Friend first, boss second, entertainer third, Brent attempts to fulfil all those roles by acting as a sketch-and-sitcom jukebox, flitting between Some Mothers Do ’Ave ’Em, The Two Ronnies, Monty Python and Harry Enfield and Chums, while speaking of his reverence for comedians (in particular “Milligan, Cleese, Everett … Sessions”). In doing so he helped demystify comedy, giving audiences a more sophisticated understanding of its social function as well as drawing attention to the mindless nature of much of its appeal. It is ironic, therefore, that Brent himself became an outsized comic character, his speech patterns, references and mannerisms all easy to mimic. And everyone did. “You’d have a lot of audition tapes that would ape that style and you’d be like: ‘Oh right, someone’s doing a Ricky.’ It just became this shorthand,” says Allen.

Being Brent was addictive because he sounded like a real person, just more so, thinks Thomas. “You almost got locked into the rhythm of speaking in that Brent way, it was a musical thing. I remember writing something at university and being like: ‘I’ve got to make this sound less like The Office.’ It was like crack.” It was a style that he felt echoed through the cringe-tastic scrapes of The Inbetweeners, whose creators, Damon Beesley and Iain Morris, had both previously worked with Gervais (on 1998’s The 11 O’Clock Show and 2000’s Meet Ricky Gervais, respectively).

Brentisms didn’t just permeate comedy; they found their way into people’s actual selves. “It became a way of communicating,” says Mustafa. “The quotes, the intonations, the faux-arrogance, biting your lip. It almost ruined my life, in a great way, because I just spoke like that constantly.” He describes his alter ego, the self-important and petulant MC Grindah as “massively influenced” by Gervais’s performance.

King of cringe ... David Brent.
King of cringe … David Brent. Photograph: Adrian Rogers/BBC

Desperate to be loved for his wit, inclusivity and success, Brent rendered our social instincts grotesque – and by doing so he helped us understand ourselves. Williams connects Brent’s impact to the British preoccupation with irony. “Part of irony is self-awareness; [The Office] was a huge contribution to an ongoing tradition of self-awareness in British popular culture.”

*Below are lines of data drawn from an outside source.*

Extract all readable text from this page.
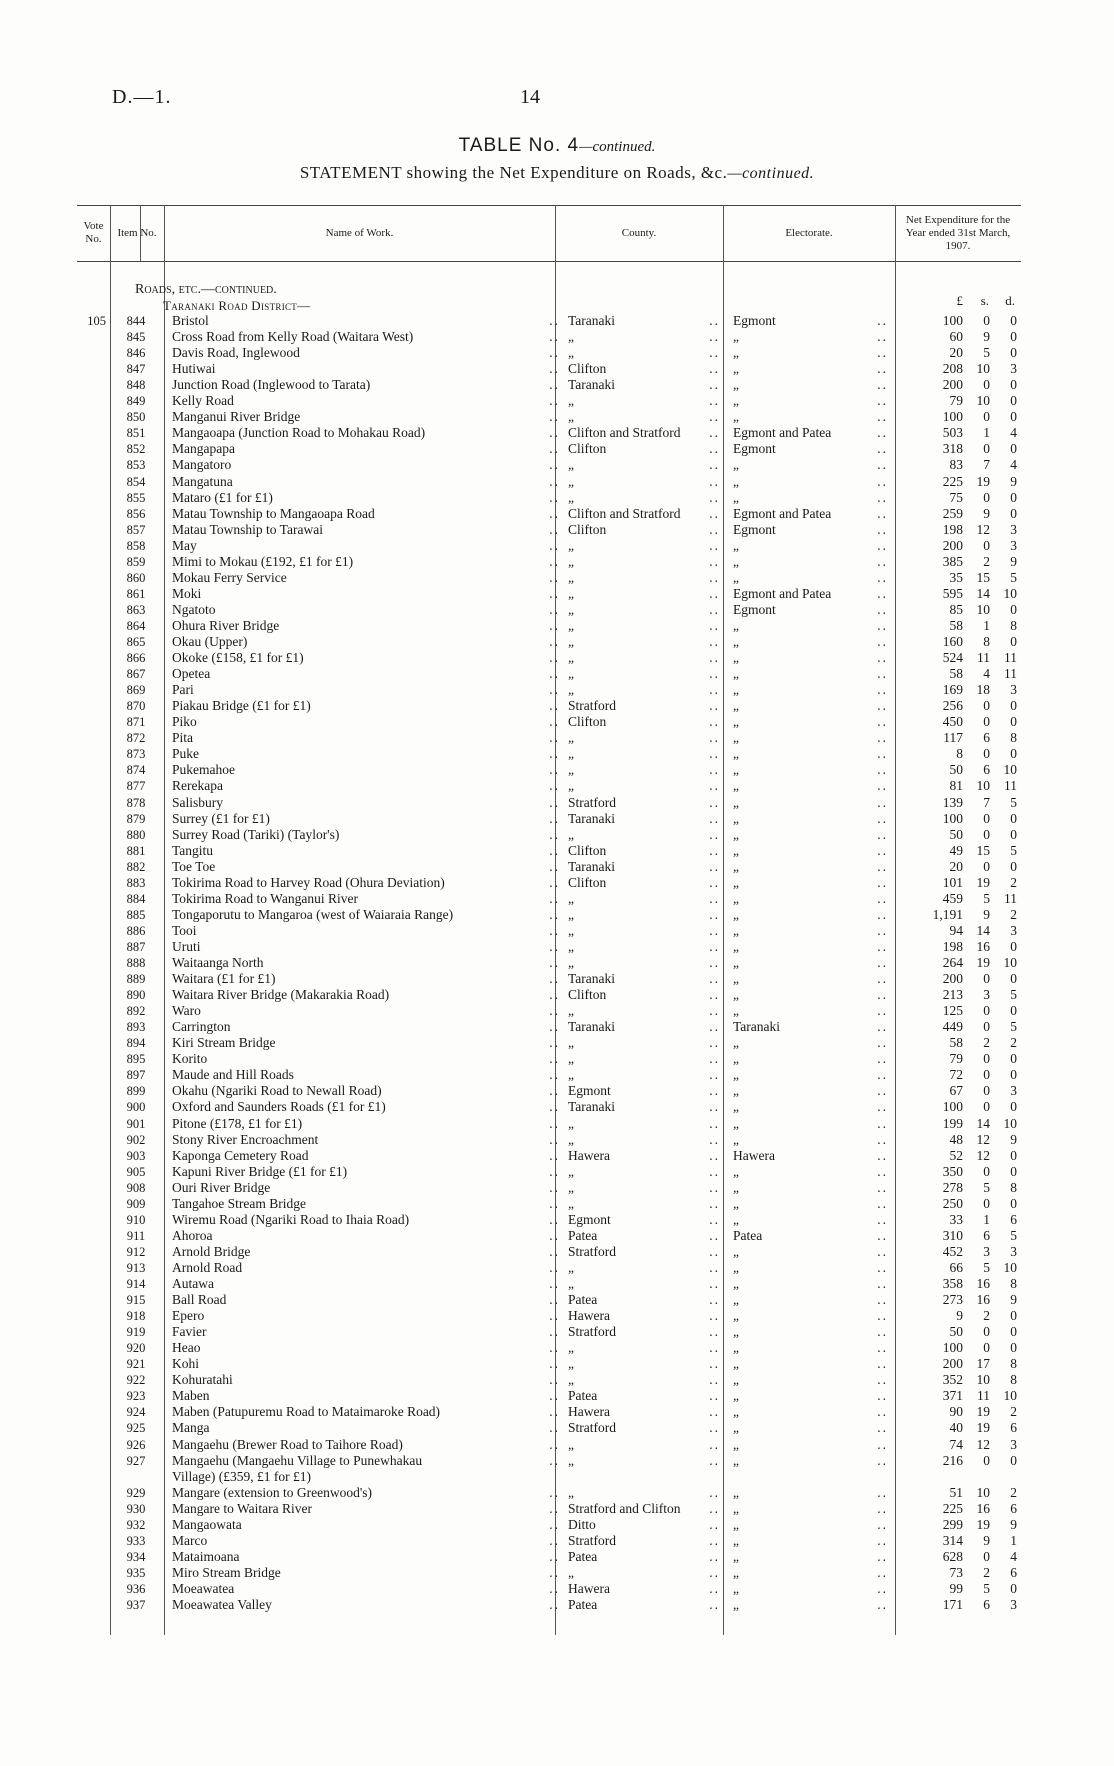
D.—1.	14
TABLE No. 4—continued.
STATEMENT showing the Net Expenditure on Roads, &c.—continued.
Vote No.
Item No.	Name of Work.	County.	Electorate.
Net Expenditure for the Year ended 31st March, 1907.
Roads, etc.—continued.
Taranaki Road District—	£	s.	d.
105	844	Bristol	.. Taranaki	.. Egmont	..	100	0	0
845	Cross Road from Kelly Road (Waitara West)	.. „	.. „	..	60	9	0
846	Davis Road, Inglewood	.. „	.. „	..	20	5	0
847	Hutiwai	.. Clifton	.. „	..	208	10	3
848	Junction Road (Inglewood to Tarata)	.. Taranaki	.. „	..	200	0	0
849	Kelly Road	.. „	.. „	..	79	10	0
850	Manganui River Bridge	.. „	.. „	..	100	0	0
851	Mangaoapa (Junction Road to Mohakau Road)	.. Clifton and Stratford .. Egmont and Patea	..	503	1	4
852	Mangapapa	.. Clifton	.. Egmont	..	318	0	0
853	Mangatoro	.. „	.. „	..	83	7	4
854	Mangatuna	.. „	.. „	..	225	19	9
855	Mataro (£1 for £1)	.. „	.. „	..	75	0	0
856	Matau Township to Mangaoapa Road	.. Clifton and Stratford .. Egmont and Patea	..	259	9	0
857	Matau Township to Tarawai	.. Clifton	.. Egmont	..	198	12	3
858	May	.. „	.. „	..	200	0	3
859	Mimi to Mokau (£192, £1 for £1)	.. „	.. „	..	385	2	9
860	Mokau Ferry Service	.. „	.. „	..	35	15	5
861	Moki	.. „	.. Egmont and Patea	..	595	14	10
863	Ngatoto	.. „	.. Egmont	..	85	10	0
864	Ohura River Bridge	.. „	.. „	..	58	1	8
865	Okau (Upper)	.. „	.. „	..	160	8	0
866	Okoke (£158, £1 for £1)	.. „	.. „	..	524	11	11
867	Opetea	.. „	.. „	..	58	4	11
869	Pari	.. „	.. „	..	169	18	3
870	Piakau Bridge (£1 for £1)	.. Stratford	.. „	..	256	0	0
871	Piko	.. Clifton	.. „	..	450	0	0
872	Pita	.. „	.. „	..	117	6	8
873	Puke	.. „	.. „	..	8	0	0
874	Pukemahoe	.. „	.. „	..	50	6	10
877	Rerekapa	.. „	.. „	..	81	10	11
878	Salisbury	.. Stratford	.. „	..	139	7	5
879	Surrey (£1 for £1)	.. Taranaki	.. „	..	100	0	0
880	Surrey Road (Tariki) (Taylor's)	.. „	.. „	..	50	0	0
881	Tangitu	.. Clifton	.. „	..	49	15	5
882	Toe Toe	.. Taranaki	.. „	..	20	0	0
883	Tokirima Road to Harvey Road (Ohura Deviation)	.. Clifton	.. „	..	101	19	2
884	Tokirima Road to Wanganui River	.. „	.. „	..	459	5	11
885	Tongaporutu to Mangaroa (west of Waiaraia Range)	.. „	.. „	..	1,191	9	2
886	Tooi	.. „	.. „	..	94	14	3
887	Uruti	.. „	.. „	..	198	16	0
888	Waitaanga North	.. „	.. „	..	264	19	10
889	Waitara (£1 for £1)	.. Taranaki	.. „	..	200	0	0
890	Waitara River Bridge (Makarakia Road)	.. Clifton	.. „	..	213	3	5
892	Waro	.. „	.. „	..	125	0	0
893	Carrington	.. Taranaki	.. Taranaki	..	449	0	5
894	Kiri Stream Bridge	.. „	.. „	..	58	2	2
895	Korito	.. „	.. „	..	79	0	0
897	Maude and Hill Roads	.. „	.. „	..	72	0	0
899	Okahu (Ngariki Road to Newall Road)	.. Egmont	.. „	..	67	0	3
900	Oxford and Saunders Roads (£1 for £1)	.. Taranaki	.. „	..	100	0	0
901	Pitone (£178, £1 for £1)	.. „	.. „	..	199	14	10
902	Stony River Encroachment	.. „	.. „	..	48	12	9
903	Kaponga Cemetery Road	.. Hawera	.. Hawera	..	52	12	0
905	Kapuni River Bridge (£1 for £1)	.. „	.. „	..	350	0	0
908	Ouri River Bridge	.. „	.. „	..	278	5	8
909	Tangahoe Stream Bridge	.. „	.. „	..	250	0	0
910	Wiremu Road (Ngariki Road to Ihaia Road)	.. Egmont	.. „	..	33	1	6
911	Ahoroa	.. Patea	.. Patea	..	310	6	5
912	Arnold Bridge	.. Stratford	.. „	..	452	3	3
913	Arnold Road	.. „	.. „	..	66	5	10
914	Autawa	.. „	.. „	..	358	16	8
915	Ball Road	.. Patea	.. „	..	273	16	9
918	Epero	.. Hawera	.. „	..	9	2	0
919	Favier	.. Stratford	.. „	..	50	0	0
920	Heao	.. „	.. „	..	100	0	0
921	Kohi	.. „	.. „	..	200	17	8
922	Kohuratahi	.. „	.. „	..	352	10	8
923	Maben	.. Patea	.. „	..	371	11	10
924	Maben (Patupuremu Road to Mataimaroke Road)	.. Hawera	.. „	..	90	19	2
925	Manga	.. Stratford	.. „	..	40	19	6
926	Mangaehu (Brewer Road to Taihore Road)	.. „	.. „	..	74	12	3
927	Mangaehu (Mangaehu Village to Punewhakau	.. „	.. „	..	216	0	0
Village) (£359, £1 for £1)
929	Mangare (extension to Greenwood's)	.. „	.. „	..	51	10	2
930	Mangare to Waitara River	.. Stratford and Clifton .. „	..	225	16	6
932	Mangaowata	.. Ditto	.. „	..	299	19	9
933	Marco	.. Stratford	.. „	..	314	9	1
934	Mataimoana	.. Patea	.. „	..	628	0	4
935	Miro Stream Bridge	.. „	.. „	..	73	2	6
936	Moeawatea	.. Hawera	.. „	..	99	5	0
937	Moeawatea Valley	.. Patea	.. „	..	171	6	3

If Brent is a caricature, his colleague Tim, played by Martin Freeman, is a photorealist portrait: we parse Wernham Hogg’s work culture through the widening of his eyes. In a sense, he also reshaped the British sense of humour: detached bemusement is his coping mechanism, and for certain viewers it provided a blueprint for surviving the banal indignities of everyday life. Mustafa says The Office was “a bit of a lifesaver” as it gave him the ability “to make light of any situation”. His People Just Do Nothing co-star Steve Stamp agrees: “If you tune into the nuances of awkward behaviour and people with egos, you can enjoy the mundane world we all live in.”

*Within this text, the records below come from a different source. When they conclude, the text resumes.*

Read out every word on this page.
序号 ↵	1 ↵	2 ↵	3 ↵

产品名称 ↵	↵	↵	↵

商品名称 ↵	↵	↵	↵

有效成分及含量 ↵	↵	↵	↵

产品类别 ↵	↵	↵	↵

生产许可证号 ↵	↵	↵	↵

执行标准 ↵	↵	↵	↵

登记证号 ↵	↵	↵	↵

Yet Brent’s behaviour was, in many ways, spookily prescient. Thanks to social media, trying to win approval by portraying oneself as funny and considerate has become a universal pastime; Brent is a virtue-signalling pioneer. “He’s so insecure, so he’s showing everybody all the time that he’s a good guy, that he can play the guitar, that he’s funny, that he loves to drink and he’s had sex – and that’s essentially what online behaviour is,” says Phoebe Walsh, the star and co-creator of the BBC comedy Behind the Filter, which follows a young woman trying to win friends and status with clumsy attempts at wokeness (The Office is “definitely the main reference for it,” she says). “There is no humility on Twitter, that’s what David Brent lacks: humility.”

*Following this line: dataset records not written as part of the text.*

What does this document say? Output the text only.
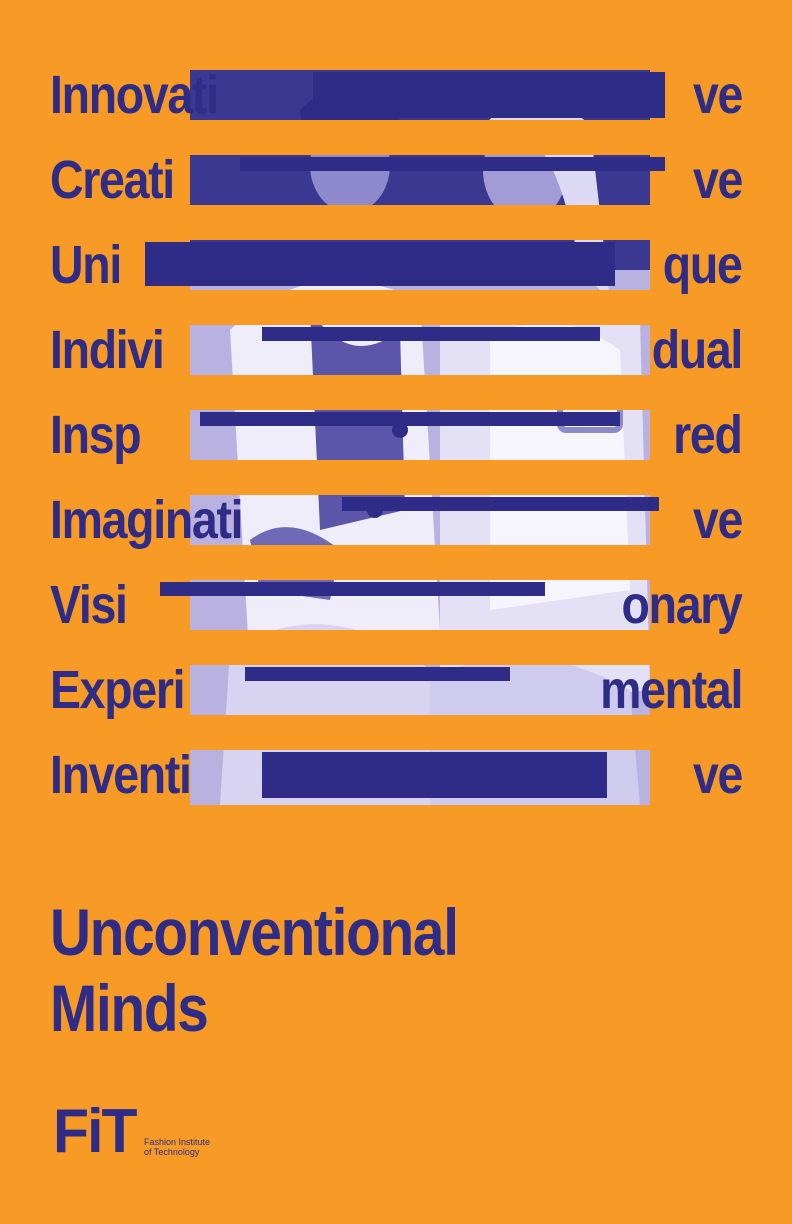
Innovati	ve
Creati	ve
Uni	que
Indivi	dual
Insp	red
Imaginati	ve
Visi	onary
Experi	mental
Inventi	ve
Unconventional
Minds
FiT Fashion Institute
of Technology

The Office’s sophistication and its sensitivity, its determination to pay attention to the pathos of humdrum British lives, has cast a long shadow over the sitcom. But its impact also remains so smothering because it anticipated key aspects of contemporary life. We have, in a sense, all been saddled with our own (optional) documentary crew; thanks to social media, everyone has the opportunity to play up to the camera and offer up inspirational bon mots a la Brent. Yet few of us, however hard we try, will manage to do quite as much influencing as The Office.